Sur le plan social, il combat l’excision, réglemente la polygamie, améliore les conditions de vie de la femme et promeut l’alphabétisation des adultes. D’un autre côté, il musèle la presse et multiplie les emprisonnements politiques. Pour " conscientiser " le peuple, il n’hésite pas à licencier 2 600 instituteurs pour les remplacer par des enseignants révolutionnaires peu qualifiés.
En politique extérieure, il est très proche des autres régimes progressistes africains, celui de Kadhafi en Libye, de Rawlings au Ghana, de Museveni en Ouganda. Il souhaite s’affranchir de la tutelle française qu’il soupçonne fortement d’être à l’origine de son arrestation. Il relance le conflit avec le Mali en 1985 en provoquant la " guerre des pauvres ".
Hommes intègres
Pour combattre la corruption et l’embourgeoisement, il montre l’exemple avec les membres de son gouvernement : parkées, les Limousines et Cadillacs, désormais il faut rouler en Renault 5, des voitures qui consomment moins. Au placard, les costumes sur mesure, maintenant il faut porter du Faso dan fani, le tissu en coton burkinabé. Il n’a pas hésité à reprendre à son compte certaines thèses panafricanistes de Patrice Lumumba ou Nkwame Nkrumah.
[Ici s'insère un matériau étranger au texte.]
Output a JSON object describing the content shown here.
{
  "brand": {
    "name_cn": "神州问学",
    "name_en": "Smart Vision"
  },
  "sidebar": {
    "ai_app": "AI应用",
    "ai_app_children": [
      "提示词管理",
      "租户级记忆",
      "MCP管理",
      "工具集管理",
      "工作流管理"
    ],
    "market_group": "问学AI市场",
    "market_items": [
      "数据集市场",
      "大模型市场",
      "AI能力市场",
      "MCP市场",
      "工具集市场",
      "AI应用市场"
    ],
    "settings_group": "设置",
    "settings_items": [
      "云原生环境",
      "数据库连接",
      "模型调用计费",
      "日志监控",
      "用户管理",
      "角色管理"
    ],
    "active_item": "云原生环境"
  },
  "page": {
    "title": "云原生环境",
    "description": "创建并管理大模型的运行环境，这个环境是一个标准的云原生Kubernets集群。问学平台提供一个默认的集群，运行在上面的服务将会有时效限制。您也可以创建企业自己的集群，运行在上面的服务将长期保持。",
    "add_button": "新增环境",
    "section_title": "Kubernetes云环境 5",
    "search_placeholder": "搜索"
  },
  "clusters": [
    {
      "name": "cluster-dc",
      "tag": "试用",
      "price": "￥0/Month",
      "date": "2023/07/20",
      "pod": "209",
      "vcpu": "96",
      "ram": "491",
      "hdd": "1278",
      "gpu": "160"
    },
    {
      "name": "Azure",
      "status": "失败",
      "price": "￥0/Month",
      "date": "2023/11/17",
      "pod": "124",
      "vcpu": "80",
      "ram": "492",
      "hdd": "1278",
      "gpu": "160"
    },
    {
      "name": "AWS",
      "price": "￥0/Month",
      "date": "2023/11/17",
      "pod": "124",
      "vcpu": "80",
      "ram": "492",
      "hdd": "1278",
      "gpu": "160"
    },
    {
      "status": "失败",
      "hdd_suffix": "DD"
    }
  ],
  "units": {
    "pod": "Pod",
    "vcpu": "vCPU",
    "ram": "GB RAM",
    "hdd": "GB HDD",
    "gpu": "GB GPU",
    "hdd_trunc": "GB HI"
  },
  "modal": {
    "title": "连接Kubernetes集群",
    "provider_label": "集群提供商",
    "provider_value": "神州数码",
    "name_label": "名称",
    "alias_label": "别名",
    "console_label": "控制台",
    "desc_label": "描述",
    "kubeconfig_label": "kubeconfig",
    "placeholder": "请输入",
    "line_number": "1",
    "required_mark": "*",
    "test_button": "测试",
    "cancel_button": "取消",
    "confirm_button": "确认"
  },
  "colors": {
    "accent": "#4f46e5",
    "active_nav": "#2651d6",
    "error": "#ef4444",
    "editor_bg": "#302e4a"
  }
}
Il a engagé une lutte contre la corruption, qui s’est traduite par des procès retransmis à la radio, mais sans condamnation à mort.
Le jour où il oblige les fonctionnaires à déclarer leurs biens pour faire l’objet d’une enquête, il est le premier à se plier à l’exercice publiquement et rit lorsqu’un journaliste lui fait remarquer qu’il est probablement un des chefs d’Etat les plus pauvres du monde. Chaque année, il dissout le gouvernement : " C’est une formule pédagogique révolutionnaire qui impose que soit rappelé à chacun qu’il est à un poste pour servir et qu’il doit en permanence se remettre en question ", explique-t-il alors.
Jeudi noir
Lors de l’anniversaire de la révolution, le 4 août 1987, Thomas Sankara fait un bilan. La révolution est une réussite entachée d’erreurs et de tâtonnements. Le peuple l’a suivi mais il sent bien qu’il faut faire une pause. " Il vaut mieux faire un pas avec le peuple que cent pas sans le peuple. " Le chef d’Etat annonce alors un adoucissement politique qu’il ne pourra amorcer : le jeudi 15 octobre 1987, il se fait mitrailler par un commando sur le parvis du Conseil de l’entente, siège du CNR, avec une douzaine de ses collaborateurs. Blaise Comparoé, ami fidèle et bras droit, prend alors le pouvoir, déniant être à l’origine de cet assassinat.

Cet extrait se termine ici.